Indepth Arts News:
"Gabriel Orozco"
2000-06-04 until 2000-09-03
Museum of Contemporary Art, LA
Los Angeles, CA,
USA
Gabriel Orozco is the first major survey of internationally renowned artist
Gabriel Orozco. Spanning Orozco’s varied artistic production from 1990 to
2000, the exhibition includes sculpture, photography, video, installation, and
drawing.
Organized by MOCA assistant curator Alma Ruiz, the exhibition will include over 100 works that highlight the artist's use
of diverse media and eclectic subject matter. The exhibition provides an overview of Orozco's multifaceted body of work,
which celebrates unexpected associations and conceptual links.
Orozco takes his cues from ordinary, often urban, settings and from found or industrially fabricated materials. A rubber
inner tube, a ball of plasticine, a tin of cat food, or the cap of a yogurt container are subtly transformed in Orozco’s hands.
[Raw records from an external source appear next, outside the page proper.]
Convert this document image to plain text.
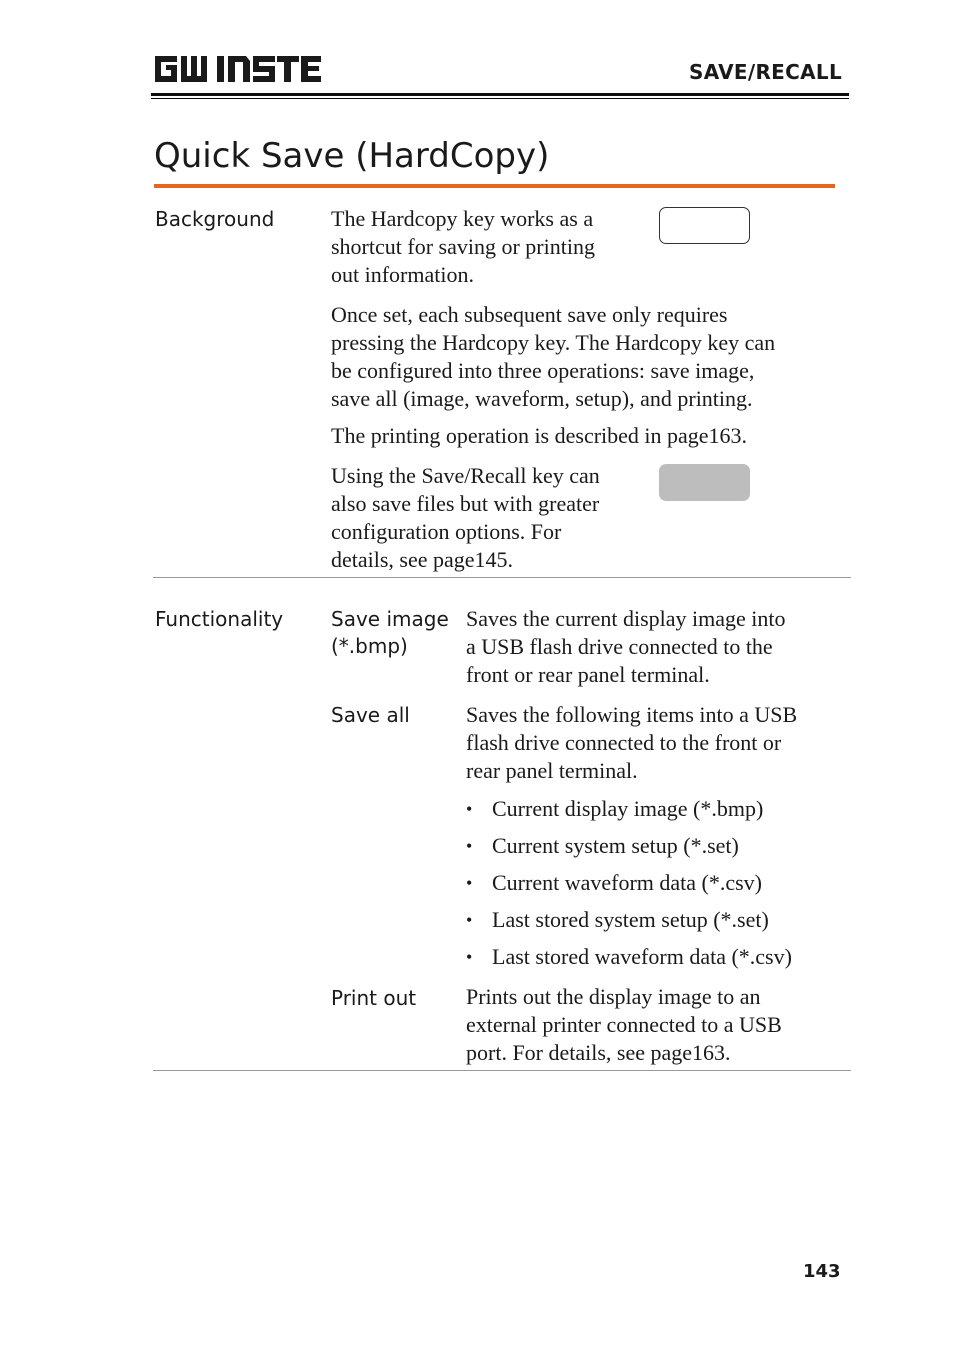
SAVE/RECALL
Quick Save (HardCopy)
Background	The Hardcopy key works as a
shortcut for saving or printing
out information.
Once set, each subsequent save only requires
pressing the Hardcopy key. The Hardcopy key can
be configured into three operations: save image,
save all (image, waveform, setup), and printing.
The printing operation is described in page163.
Using the Save/Recall key can
also save files but with greater
configuration options. For
details, see page145.
Functionality Save image
(*.bmp)
Saves the current display image into
a USB flash drive connected to the
front or rear panel terminal.
Save all	Saves the following items into a USB
flash drive connected to the front or
rear panel terminal.
• Current display image (*.bmp)
• Current system setup (*.set)
• Current waveform data (*.csv)
• Last stored system setup (*.set)
• Last stored waveform data (*.csv)
Print out Prints out the display image to an
external printer connected to a USB
port. For details, see page163.
143
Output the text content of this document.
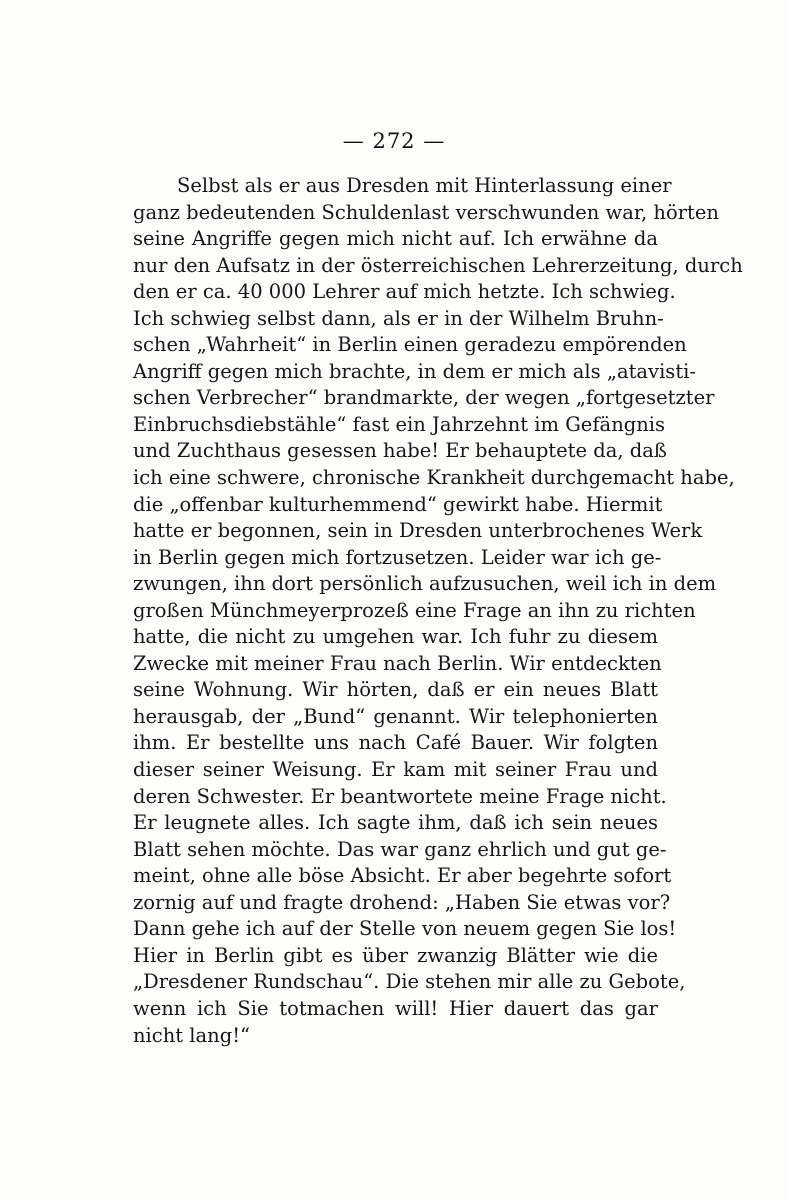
— 272 —
Selbst als er aus Dresden mit Hinterlassung einer
ganz bedeutenden Schuldenlast verschwunden war, hörten
seine Angriffe gegen mich nicht auf. Ich erwähne da
nur den Aufsatz in der österreichischen Lehrerzeitung, durch
den er ca. 40 000 Lehrer auf mich hetzte. Ich schwieg.
Ich schwieg selbst dann, als er in der Wilhelm Bruhn-
schen „Wahrheit“ in Berlin einen geradezu empörenden
Angriff gegen mich brachte, in dem er mich als „atavisti-
schen Verbrecher“ brandmarkte, der wegen „fortgesetzter
Einbruchsdiebstähle“ fast ein Jahrzehnt im Gefängnis
und Zuchthaus gesessen habe! Er behauptete da, daß
ich eine schwere, chronische Krankheit durchgemacht habe,
die „offenbar kulturhemmend“ gewirkt habe. Hiermit
hatte er begonnen, sein in Dresden unterbrochenes Werk
in Berlin gegen mich fortzusetzen. Leider war ich ge-
zwungen, ihn dort persönlich aufzusuchen, weil ich in dem
großen Münchmeyerprozeß eine Frage an ihn zu richten
hatte, die nicht zu umgehen war. Ich fuhr zu diesem
Zwecke mit meiner Frau nach Berlin. Wir entdeckten
seine Wohnung. Wir hörten, daß er ein neues Blatt
herausgab, der „Bund“ genannt. Wir telephonierten
ihm. Er bestellte uns nach Café Bauer. Wir folgten
dieser seiner Weisung. Er kam mit seiner Frau und
deren Schwester. Er beantwortete meine Frage nicht.
Er leugnete alles. Ich sagte ihm, daß ich sein neues
Blatt sehen möchte. Das war ganz ehrlich und gut ge-
meint, ohne alle böse Absicht. Er aber begehrte sofort
zornig auf und fragte drohend: „Haben Sie etwas vor?
Dann gehe ich auf der Stelle von neuem gegen Sie los!
Hier in Berlin gibt es über zwanzig Blätter wie die
„Dresdener Rundschau“. Die stehen mir alle zu Gebote,
wenn ich Sie totmachen will! Hier dauert das gar
nicht lang!“
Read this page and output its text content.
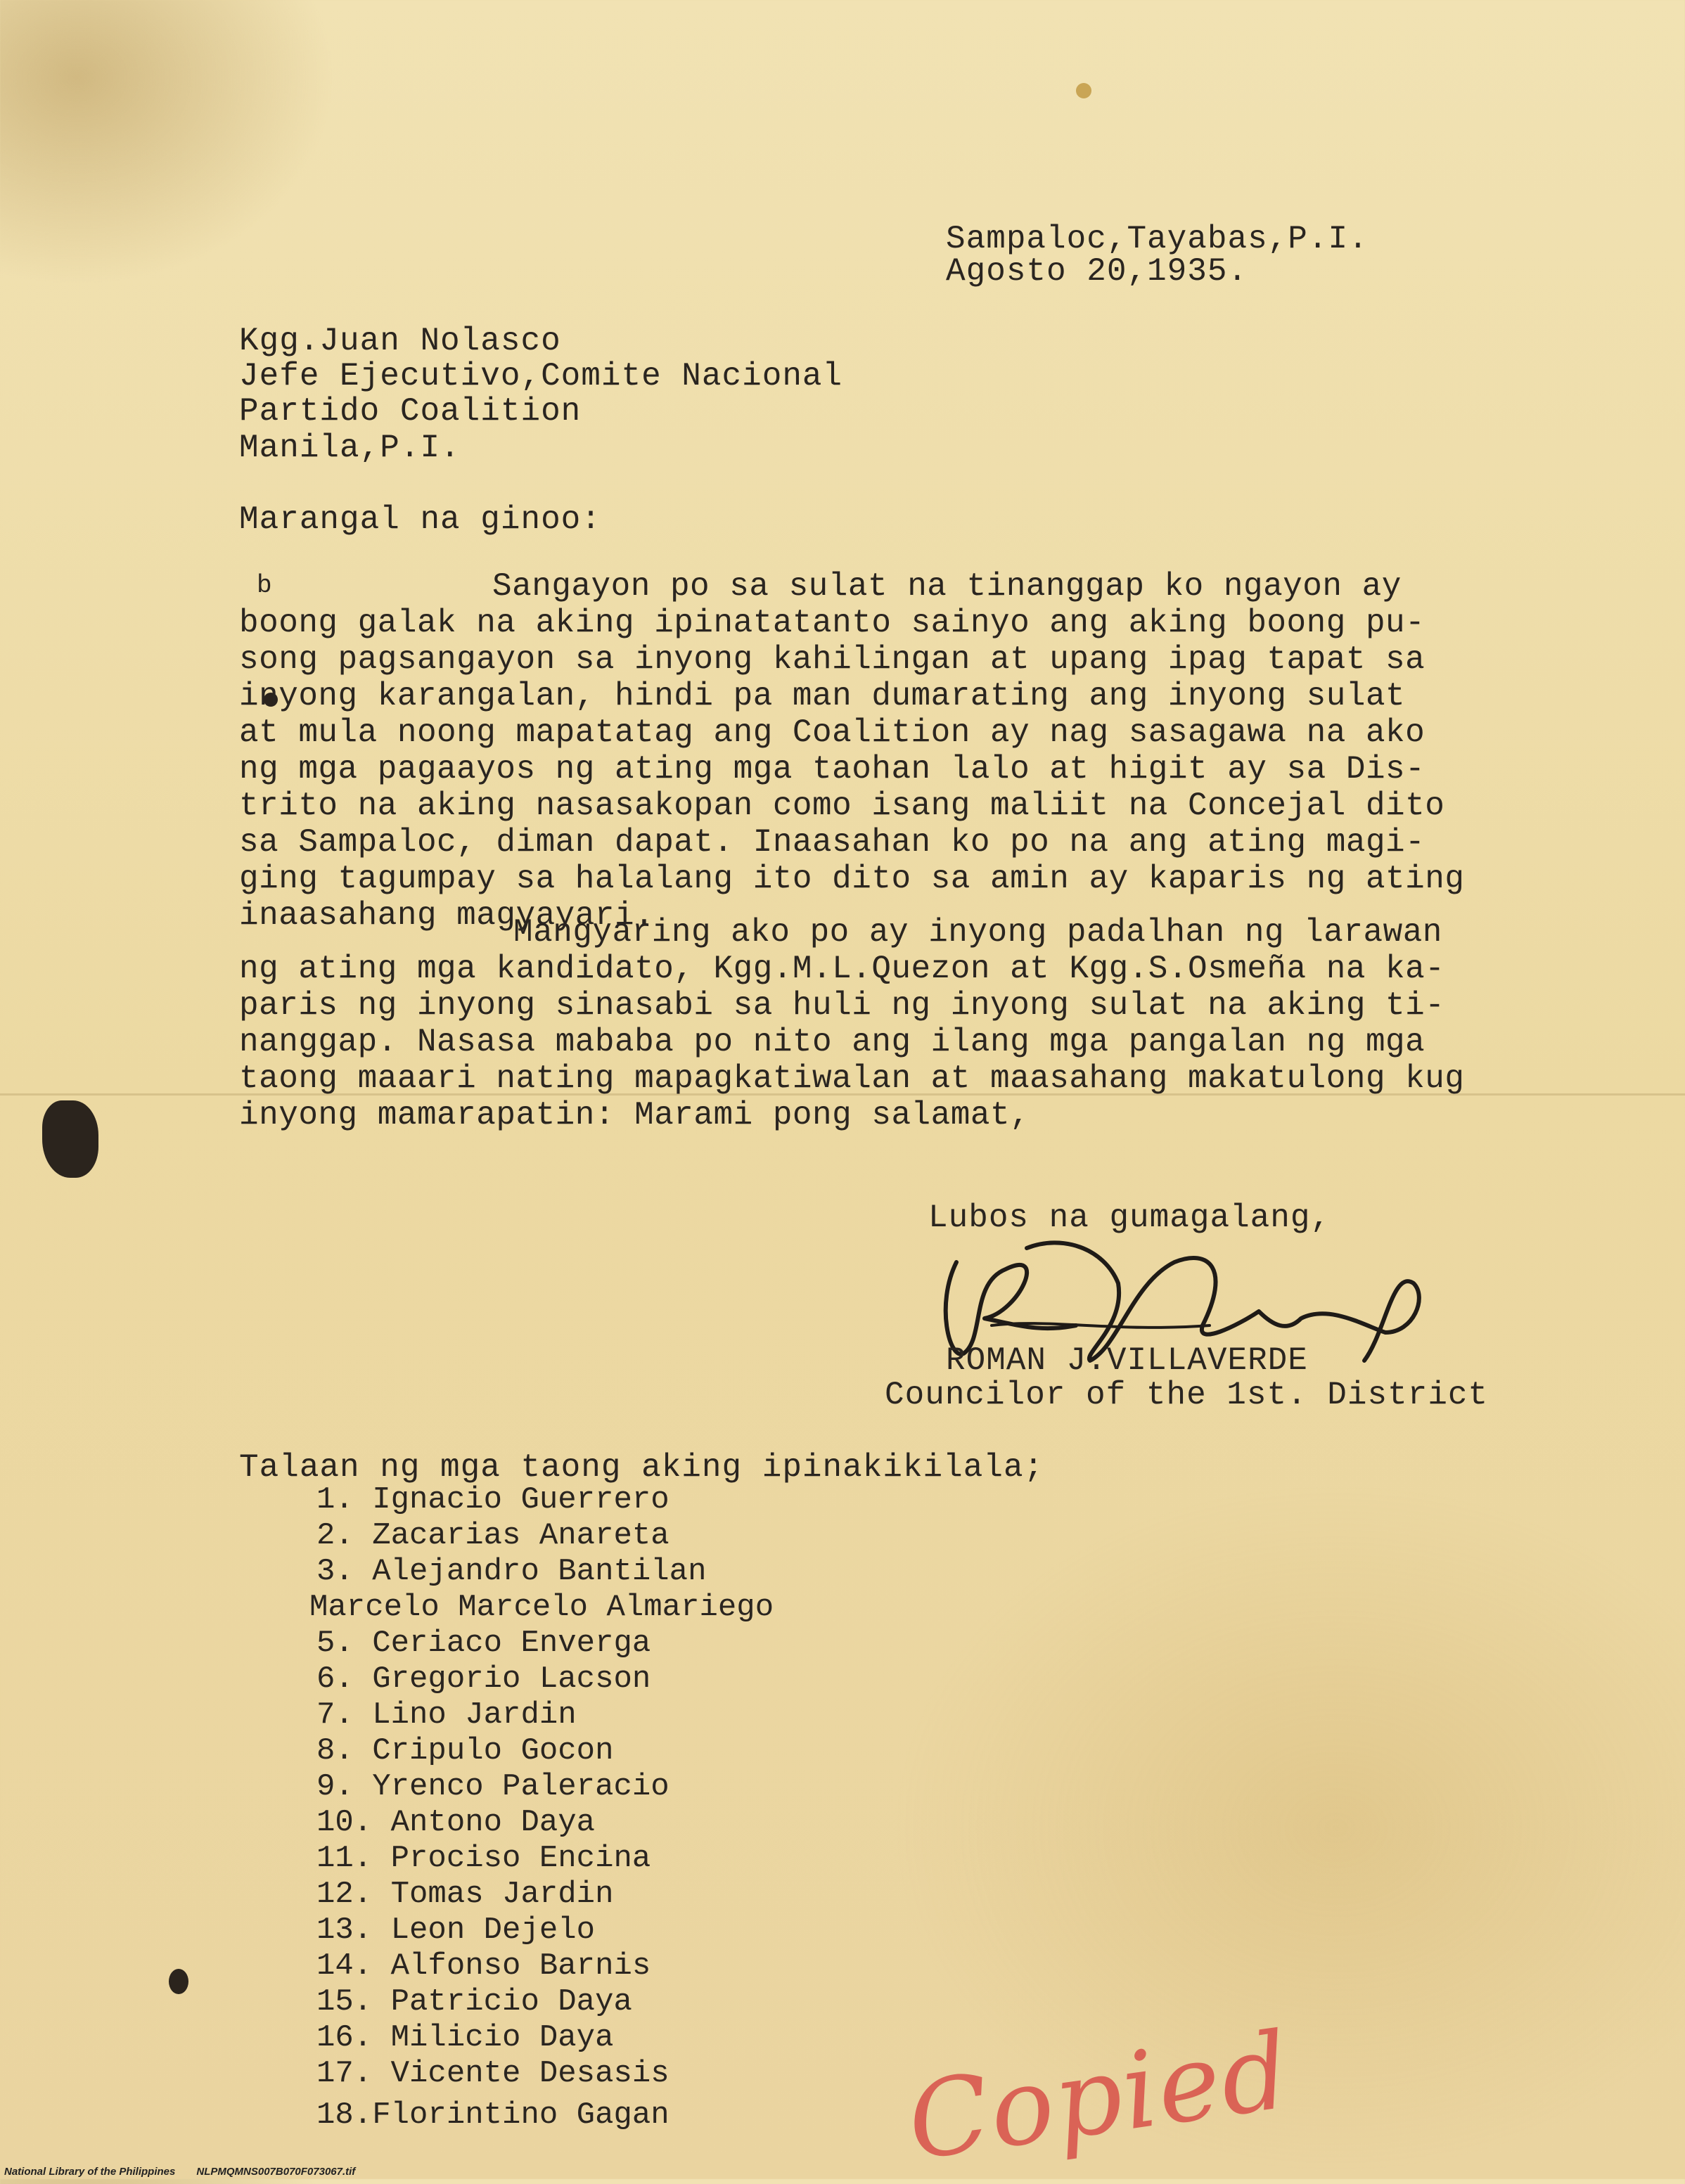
Sampaloc,Tayabas,P.I.
Agosto 20,1935.
Kgg.Juan Nolasco
Jefe Ejecutivo,Comite Nacional
Partido Coalition
Manila,P.I.
Marangal na ginoo:
b	Sangayon po sa sulat na tinanggap ko ngayon ay
boong galak na aking ipinatatanto sainyo ang aking boong pu-
song pagsangayon sa inyong kahilingan at upang ipag tapat sa
inyong karangalan, hindi pa man dumarating ang inyong sulat
at mula noong mapatatag ang Coalition ay nag sasagawa na ako
ng mga pagaayos ng ating mga taohan lalo at higit ay sa Dis-
trito na aking nasasakopan como isang maliit na Concejal dito
sa Sampaloc, diman dapat. Inaasahan ko po na ang ating magi-
ging tagumpay sa halalang ito dito sa amin ay kaparis ng ating
inaasahang magyayari.
Mangyaring ako po ay inyong padalhan ng larawan
ng ating mga kandidato, Kgg.M.L.Quezon at Kgg.S.Osmeña na ka-
paris ng inyong sinasabi sa huli ng inyong sulat na aking ti-
nanggap. Nasasa mababa po nito ang ilang mga pangalan ng mga
taong maaari nating mapagkatiwalan at maasahang makatulong kug
inyong mamarapatin: Marami pong salamat,
Lubos na gumagalang,
ROMAN J.VILLAVERDE
Councilor of the 1st. District
Talaan ng mga taong aking ipinakikilala;
1. Ignacio Guerrero
2. Zacarias Anareta
3. Alejandro Bantilan
Marcelo Marcelo Almariego
5. Ceriaco Enverga
6. Gregorio Lacson
7. Lino Jardin
8. Cripulo Gocon
9. Yrenco Paleracio
10. Antono Daya
11. Prociso Encina
12. Tomas Jardin
13. Leon Dejelo
14. Alfonso Barnis
15. Patricio Daya
16. Milicio Daya
17. Vicente Desasis
18.Florintino Gagan	Copied
National Library of the Philippines NLPMQMNS007B070F073067.tif
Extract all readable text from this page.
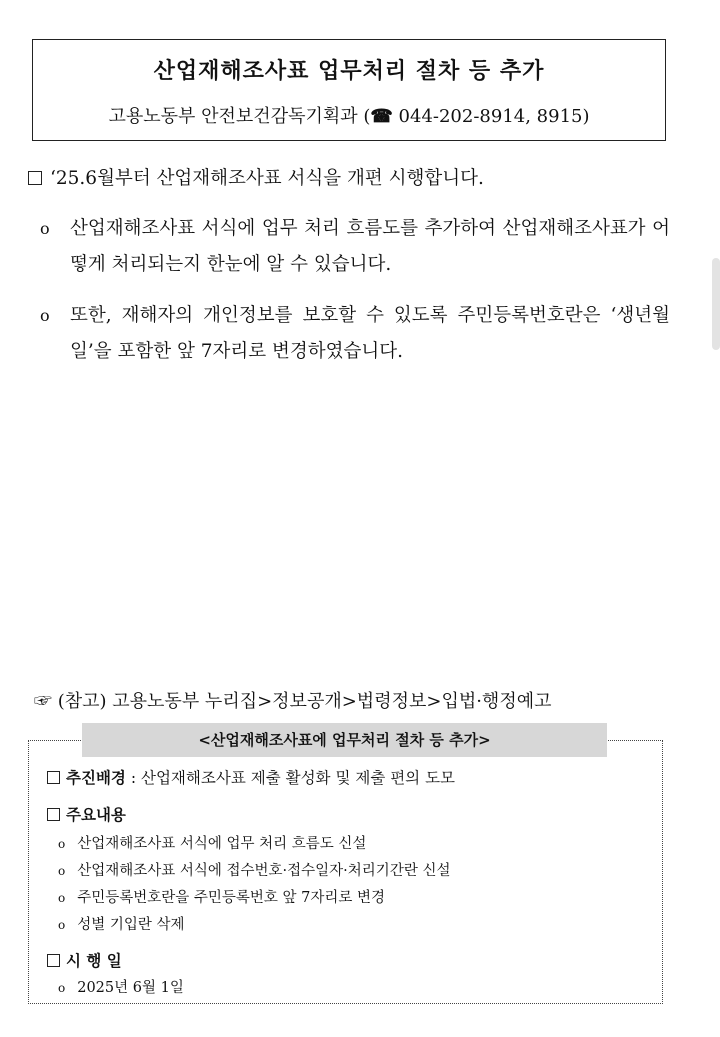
산업재해조사표 업무처리 절차 등 추가
고용노동부 안전보건감독기획과 (☎ 044-202-8914, 8915)
‘25.6월부터 산업재해조사표 서식을 개편 시행합니다.
o 산업재해조사표 서식에 업무 처리 흐름도를 추가하여 산업재해조사표가 어떻게 처리되는지 한눈에 알 수 있습니다.
o 또한, 재해자의 개인정보를 보호할 수 있도록 주민등록번호란은 ‘생년월일’을 포함한 앞 7자리로 변경하였습니다.
☞ (참고) 고용노동부 누리집>정보공개>법령정보>입법·행정예고
<산업재해조사표에 업무처리 절차 등 추가>
추진배경 : 산업재해조사표 제출 활성화 및 제출 편의 도모
주요내용
o 산업재해조사표 서식에 업무 처리 흐름도 신설
o 산업재해조사표 서식에 접수번호·접수일자·처리기간란 신설
o 주민등록번호란을 주민등록번호 앞 7자리로 변경
o 성별 기입란 삭제
시 행 일
o 2025년 6월 1일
With modest materials in unexpected combinations, he creates significant objects that celebrate the discarded and mundane
in contemporary life.
Orozco's sculptures often attempt to contain and distinguish space. Yielding Stone (1992), a large plasticine ball that the
artist has rolled through city streets picking up dust and debris, is the same weight as the artist. In Paris in 1993, Orozco
cut a classic Citroën lengthwise into three pieces, removed the middle portion, and fitted the remaining two pieces together.
Every piece was precisely cut and reconstructed to make the original car exactly 62 centimeters thinner. La DS
(pronounced like la déesse, French for ‘goddess’) is a remodeled European icon.
The exhibition will also feature several large-scale works that explore the dynamics of games, a theme often found in
Orozco’s work. Ping Pond Table (1998), a Ping-Pong table with a lily pond in the center, can be played by two to four
players. Oval with Pendulum (1996), modifies the game of billiards, popular in France, with a suspended ball. Orozco
also manipulates a series of photographs of men playing rugby, cricket, and soccer taken from the London Times.
Known as The Atomists, the works feature these images blown up to life-size proportions and overlaid with colored
circles and elliptical shapes, recurrent motifs in the artist’s work.